Secretários estaduais de ciência e tecnologia e representantes das fundações estaduais de amparo a pesquisa de todo o Brasil vão enviar à Câmara e ao Senado a proposta de um novo marco legal para a ciência no País. A iniciativa nasceu de um fórum em Belo Horizonte que terminou nesta terça-feira e reuniu o Conselho Nacional dos Secretários de Ciência e Tecnologia (Consecti) e o Conselho Nacional das Fundações de Amparo à Pesquisa (Confap).

“Não basta fazer ajustes no cipoal de leis que já existem”, afirma Mario Neto Borges, presidente do Confap. “Só um novo arcabouço legal resolve o problema.” A maioria dos pesquisadores defende a urgência das reformas, inclusive representantes do Conselho Nacional de Desenvolvimento Científico e Tecnológico (CNPq) e da Coordenação de Aperfeiçoamento de Pessoal de Nível Superior (Capes), presentes no evento.

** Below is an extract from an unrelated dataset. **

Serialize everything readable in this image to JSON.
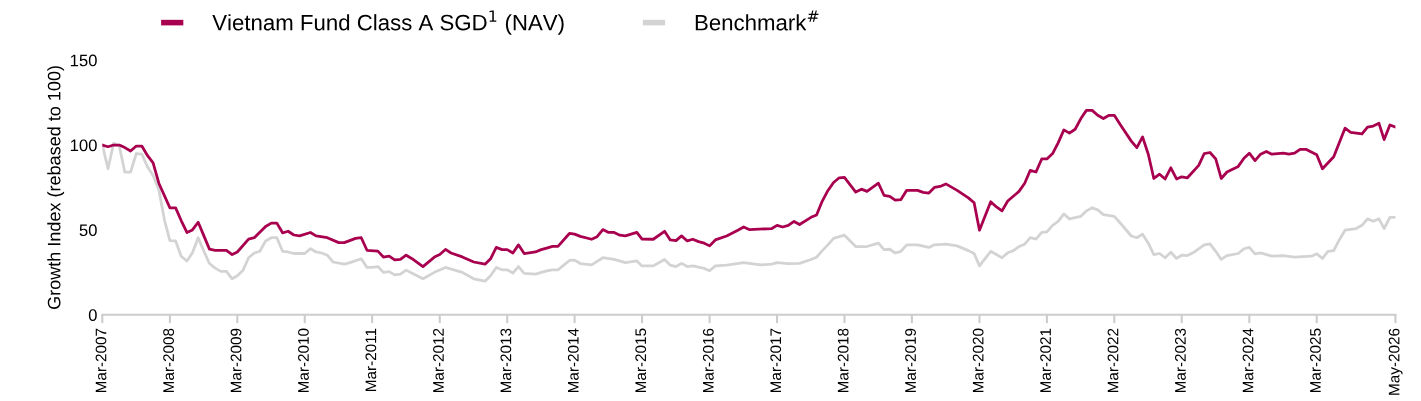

Também há consenso quanto às mudanças necessárias. No encontro, a exigência de submeter-se à lei de licitações (Lei nº 8666, de 21/06/1993) para a compra de material de pesquisa foi o tema mais debatido. Pesquisadores e gestores argumentam que não faz sentido utilizar a mesma lei que regula construção de estradas para fiscalizar gastos com ciência.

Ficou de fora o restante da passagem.